5 of 5 thought this review was well written
Cursed were not a band who did things by half measures. If you've heard of them, it's likely that you've heard the story of their demise at the hands of a robbery right at the very end of a European tour. A travesty, to be sure, but what more of a fitting way for a band like Cursed to end? It's pretty profound when you consider it; with their bitter lyrical themes about the detrimental and ultimately pointless nature of work, it's an almost perfect irony that they would be destroyed after working so hard.
The band's first full length, logically titled I
, begins in earnest with "Polygraph
" and while some sampled female voice babbles about dismemberment or something we're treated to thick, fast riffs just dripping with crusty sludge, unrelenting drums from a man appropriately nicknamed "The Mauler", and a few screams from vocalist Chris Colohan. As the tempo increases suddenly the music cuts out and we're introduced more formally to Colohan's voice, his voice is throaty, rough and utterly pissed-off.
There is definitely something to be said for Colohan's vocal work. While he may not be an unbelievably original vocalist, and not varied in a particularly noticeable way, he is clearly passionate about every single word he roars into the microphone and never lets up on anger. But more than this, his voice is... catchy. There's no other word for it. Obviously we're not talking Lady Gaga here, but it's undeniable that lines like "line 'em up and point the blame // us and them one and the same
" or "nineteen-seventy-four // you got what you came for
" are delivered with such agreeable aggression that you'll want to mosh like a bastard, or at least nod your head.
The instrumental work is solid throughout the album, the great riffs are made superb by the chunky and distorted tone of the guitar. "The Mauler" constantly beats the *** out of his drum-kit, constantly fitting in fills while keeping in time with the rapid tempo. It's already been mentioned that Cursed have a clear sludge influence, and they explore it most on the two longest songs on the album, "How Great Things Happen When You Give Up Hope
" and "Opposable Thumbs
", more so on the former. This song has the least input from Colohan on the entire album, but doesn't suffer for it.

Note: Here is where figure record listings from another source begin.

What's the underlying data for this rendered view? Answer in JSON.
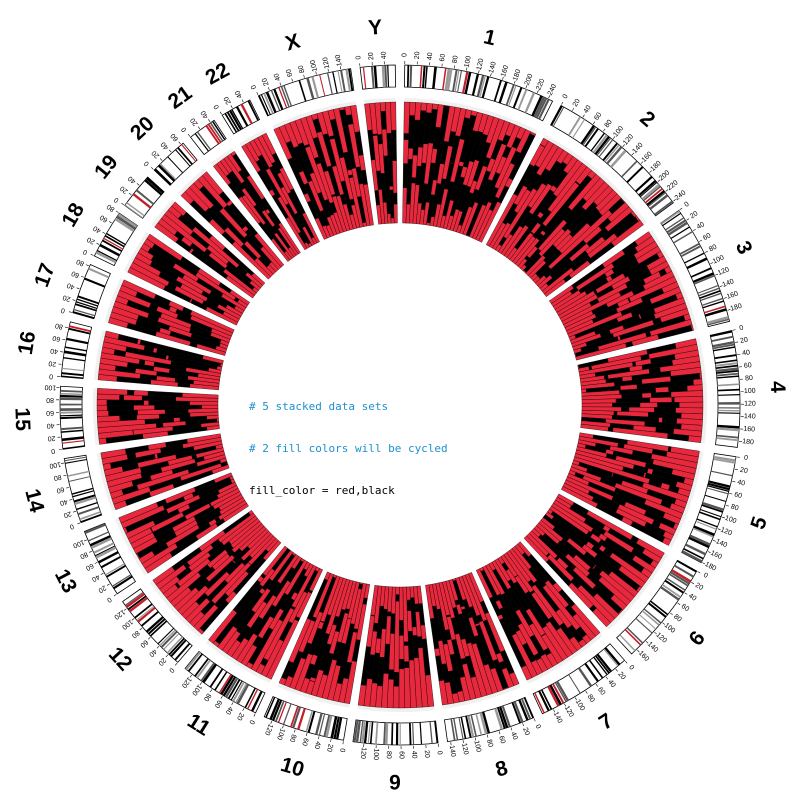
{
  "chart_data": {
    "type": "bar",
    "layout": "circular",
    "stacked_datasets": 5,
    "fill_colors": [
      "#e8283c",
      "#000000"
    ],
    "chromosomes": [
      {
        "name": "1",
        "size": 248,
        "ticks": [
          "0",
          "20",
          "40",
          "60",
          "80",
          "100",
          "120",
          "140",
          "160",
          "180",
          "200",
          "220",
          "240"
        ]
      },
      {
        "name": "2",
        "size": 242,
        "ticks": [
          "0",
          "20",
          "40",
          "60",
          "80",
          "100",
          "120",
          "140",
          "160",
          "180",
          "200",
          "220",
          "240"
        ]
      },
      {
        "name": "3",
        "size": 198,
        "ticks": [
          "0",
          "20",
          "40",
          "60",
          "80",
          "100",
          "120",
          "140",
          "160",
          "180"
        ]
      },
      {
        "name": "4",
        "size": 190,
        "ticks": [
          "0",
          "20",
          "40",
          "60",
          "80",
          "100",
          "120",
          "140",
          "160",
          "180"
        ]
      },
      {
        "name": "5",
        "size": 181,
        "ticks": [
          "0",
          "20",
          "40",
          "60",
          "80",
          "100",
          "120",
          "140",
          "160",
          "180"
        ]
      },
      {
        "name": "6",
        "size": 171,
        "ticks": [
          "0",
          "20",
          "40",
          "60",
          "80",
          "100",
          "120",
          "140",
          "160"
        ]
      },
      {
        "name": "7",
        "size": 159,
        "ticks": [
          "0",
          "20",
          "40",
          "60",
          "80",
          "100",
          "120",
          "140"
        ]
      },
      {
        "name": "8",
        "size": 145,
        "ticks": [
          "0",
          "20",
          "40",
          "60",
          "80",
          "100",
          "120",
          "140"
        ]
      },
      {
        "name": "9",
        "size": 138,
        "ticks": [
          "0",
          "20",
          "40",
          "60",
          "80",
          "100",
          "120"
        ]
      },
      {
        "name": "10",
        "size": 134,
        "ticks": [
          "0",
          "20",
          "40",
          "60",
          "80",
          "100",
          "120"
        ]
      },
      {
        "name": "11",
        "size": 135,
        "ticks": [
          "0",
          "20",
          "40",
          "60",
          "80",
          "100",
          "120"
        ]
      },
      {
        "name": "12",
        "size": 133,
        "ticks": [
          "0",
          "20",
          "40",
          "60",
          "80",
          "100",
          "120"
        ]
      },
      {
        "name": "13",
        "size": 114,
        "ticks": [
          "0",
          "20",
          "40",
          "60",
          "80",
          "100"
        ]
      },
      {
        "name": "14",
        "size": 107,
        "ticks": [
          "0",
          "20",
          "40",
          "60",
          "80",
          "100"
        ]
      },
      {
        "name": "15",
        "size": 102,
        "ticks": [
          "0",
          "20",
          "40",
          "60",
          "80",
          "100"
        ]
      },
      {
        "name": "16",
        "size": 90,
        "ticks": [
          "0",
          "20",
          "40",
          "60",
          "80"
        ]
      },
      {
        "name": "17",
        "size": 83,
        "ticks": [
          "0",
          "20",
          "40",
          "60",
          "80"
        ]
      },
      {
        "name": "18",
        "size": 80,
        "ticks": [
          "0",
          "20",
          "40",
          "60",
          "80"
        ]
      },
      {
        "name": "19",
        "size": 59,
        "ticks": [
          "0",
          "20",
          "40"
        ]
      },
      {
        "name": "20",
        "size": 64,
        "ticks": [
          "0",
          "20",
          "40",
          "60"
        ]
      },
      {
        "name": "21",
        "size": 47,
        "ticks": [
          "0",
          "20",
          "40"
        ]
      },
      {
        "name": "22",
        "size": 51,
        "ticks": [
          "0",
          "20",
          "40"
        ]
      },
      {
        "name": "X",
        "size": 156,
        "ticks": [
          "0",
          "20",
          "40",
          "60",
          "80",
          "100",
          "120",
          "140"
        ]
      },
      {
        "name": "Y",
        "size": 57,
        "ticks": [
          "0",
          "20",
          "40"
        ]
      }
    ]
  },
  "annotation": {
    "line1": "# 5 stacked data sets",
    "line2": "# 2 fill colors will be cycled",
    "line3": "fill_color = red,black"
  }
}
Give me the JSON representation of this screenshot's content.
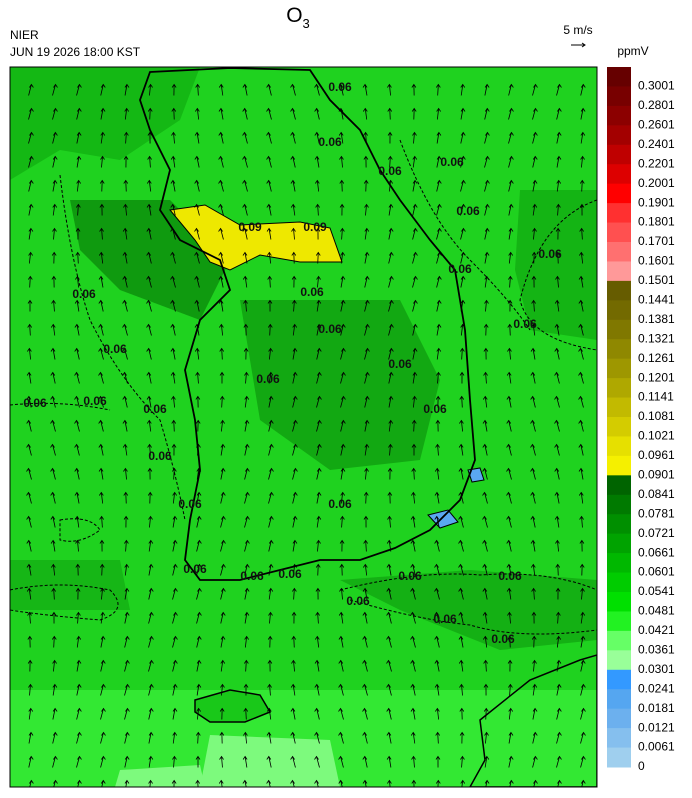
{
  "title": "O",
  "title_subscript": "3",
  "source": "NIER",
  "datetime": "JUN 19 2026 18:00 KST",
  "wind_reference": "5 m/s",
  "legend": {
    "title": "ppmV",
    "items": [
      {
        "label": "0.3001",
        "color": "#660000"
      },
      {
        "label": "0.2801",
        "color": "#780000"
      },
      {
        "label": "0.2601",
        "color": "#8c0000"
      },
      {
        "label": "0.2401",
        "color": "#a30000"
      },
      {
        "label": "0.2201",
        "color": "#bf0000"
      },
      {
        "label": "0.2001",
        "color": "#dd0000"
      },
      {
        "label": "0.1901",
        "color": "#ff0000"
      },
      {
        "label": "0.1801",
        "color": "#ff3030"
      },
      {
        "label": "0.1701",
        "color": "#ff5050"
      },
      {
        "label": "0.1601",
        "color": "#ff7070"
      },
      {
        "label": "0.1501",
        "color": "#ff9999"
      },
      {
        "label": "0.1441",
        "color": "#665c00"
      },
      {
        "label": "0.1381",
        "color": "#736a00"
      },
      {
        "label": "0.1321",
        "color": "#807800"
      },
      {
        "label": "0.1261",
        "color": "#8f8800"
      },
      {
        "label": "0.1201",
        "color": "#9e9700"
      },
      {
        "label": "0.1141",
        "color": "#afa800"
      },
      {
        "label": "0.1081",
        "color": "#c2ba00"
      },
      {
        "label": "0.1021",
        "color": "#d4cc00"
      },
      {
        "label": "0.0961",
        "color": "#e6e000"
      },
      {
        "label": "0.0901",
        "color": "#f5f000"
      },
      {
        "label": "0.0841",
        "color": "#006400"
      },
      {
        "label": "0.0781",
        "color": "#007a00"
      },
      {
        "label": "0.0721",
        "color": "#008f00"
      },
      {
        "label": "0.0661",
        "color": "#00a300"
      },
      {
        "label": "0.0601",
        "color": "#00b800"
      },
      {
        "label": "0.0541",
        "color": "#00cc00"
      },
      {
        "label": "0.0481",
        "color": "#00e000"
      },
      {
        "label": "0.0421",
        "color": "#22f222"
      },
      {
        "label": "0.0361",
        "color": "#66ff66"
      },
      {
        "label": "0.0301",
        "color": "#99ff99"
      },
      {
        "label": "0.0241",
        "color": "#3399ff"
      },
      {
        "label": "0.0181",
        "color": "#55a6f0"
      },
      {
        "label": "0.0121",
        "color": "#6cb0ee"
      },
      {
        "label": "0.0061",
        "color": "#85bfee"
      },
      {
        "label": "0",
        "color": "#9fcfee"
      }
    ]
  },
  "contour_labels": [
    "0.06",
    "0.06",
    "0.06",
    "0.06",
    "0.06",
    "0.06",
    "0.06",
    "0.06",
    "0.06",
    "0.06",
    "0.06",
    "0.06",
    "0.06",
    "0.06",
    "0.06",
    "0.06",
    "0.06",
    "0.06",
    "0.06",
    "0.06",
    "0.06",
    "0.06",
    "0.06",
    "0.06",
    "0.06",
    "0.06",
    "0.06",
    "0.06",
    "0.06",
    "0.09",
    "0.09"
  ]
}
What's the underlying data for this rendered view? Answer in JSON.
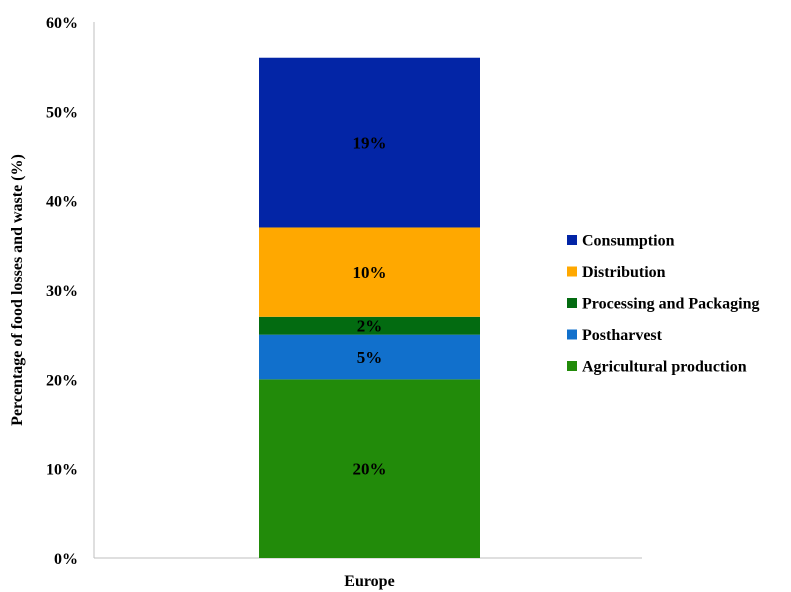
{
  "chart_data": {
    "type": "bar",
    "stacked": true,
    "categories": [
      "Europe"
    ],
    "ylabel": "Percentage of food losses and waste (%)",
    "xlabel": "",
    "ylim": [
      0,
      60
    ],
    "yticks": [
      "0%",
      "10%",
      "20%",
      "30%",
      "40%",
      "50%",
      "60%"
    ],
    "grid": false,
    "legend_position": "right",
    "series": [
      {
        "name": "Agricultural production",
        "values": [
          20
        ],
        "label": "20%",
        "color": "#228B0A"
      },
      {
        "name": "Postharvest",
        "values": [
          5
        ],
        "label": "5%",
        "color": "#1170CC"
      },
      {
        "name": "Processing and Packaging",
        "values": [
          2
        ],
        "label": "2%",
        "color": "#036B11"
      },
      {
        "name": "Distribution",
        "values": [
          10
        ],
        "label": "10%",
        "color": "#FFA800"
      },
      {
        "name": "Consumption",
        "values": [
          19
        ],
        "label": "19%",
        "color": "#0325A6"
      }
    ]
  }
}
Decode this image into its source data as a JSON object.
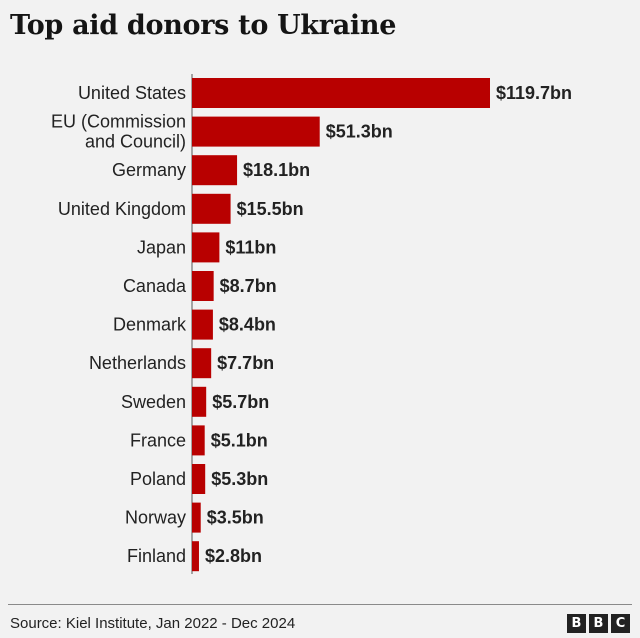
{
  "chart_data": {
    "type": "bar",
    "orientation": "horizontal",
    "title": "Top aid donors to Ukraine",
    "categories": [
      [
        "United States"
      ],
      [
        "EU (Commission",
        "and Council)"
      ],
      [
        "Germany"
      ],
      [
        "United Kingdom"
      ],
      [
        "Japan"
      ],
      [
        "Canada"
      ],
      [
        "Denmark"
      ],
      [
        "Netherlands"
      ],
      [
        "Sweden"
      ],
      [
        "France"
      ],
      [
        "Poland"
      ],
      [
        "Norway"
      ],
      [
        "Finland"
      ]
    ],
    "values": [
      119.7,
      51.3,
      18.1,
      15.5,
      11,
      8.7,
      8.4,
      7.7,
      5.7,
      5.1,
      5.3,
      3.5,
      2.8
    ],
    "value_labels": [
      "$119.7bn",
      "$51.3bn",
      "$18.1bn",
      "$15.5bn",
      "$11bn",
      "$8.7bn",
      "$8.4bn",
      "$7.7bn",
      "$5.7bn",
      "$5.1bn",
      "$5.3bn",
      "$3.5bn",
      "$2.8bn"
    ],
    "xlim": [
      0,
      119.7
    ],
    "bar_color": "#b80000",
    "xlabel": "",
    "ylabel": ""
  },
  "footer": {
    "source": "Source: Kiel Institute, Jan 2022 - Dec 2024",
    "logo_letters": [
      "B",
      "B",
      "C"
    ]
  }
}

It slowly but surely overwhelms the listener, starting out slowly and dejectedly at first but after a great riff and outstanding bass-line kick in at about the halfway mark the song approaches a victorious climax, while an undiscernable sampled voice presumably begs for mercy.
Cursed have left an interesting legacy, and while there are definitely more prolific bands in the hardcore scene, it's fair to say Cursed had an attitude that is seldom matched, and they kept it throughout their criminally short discography.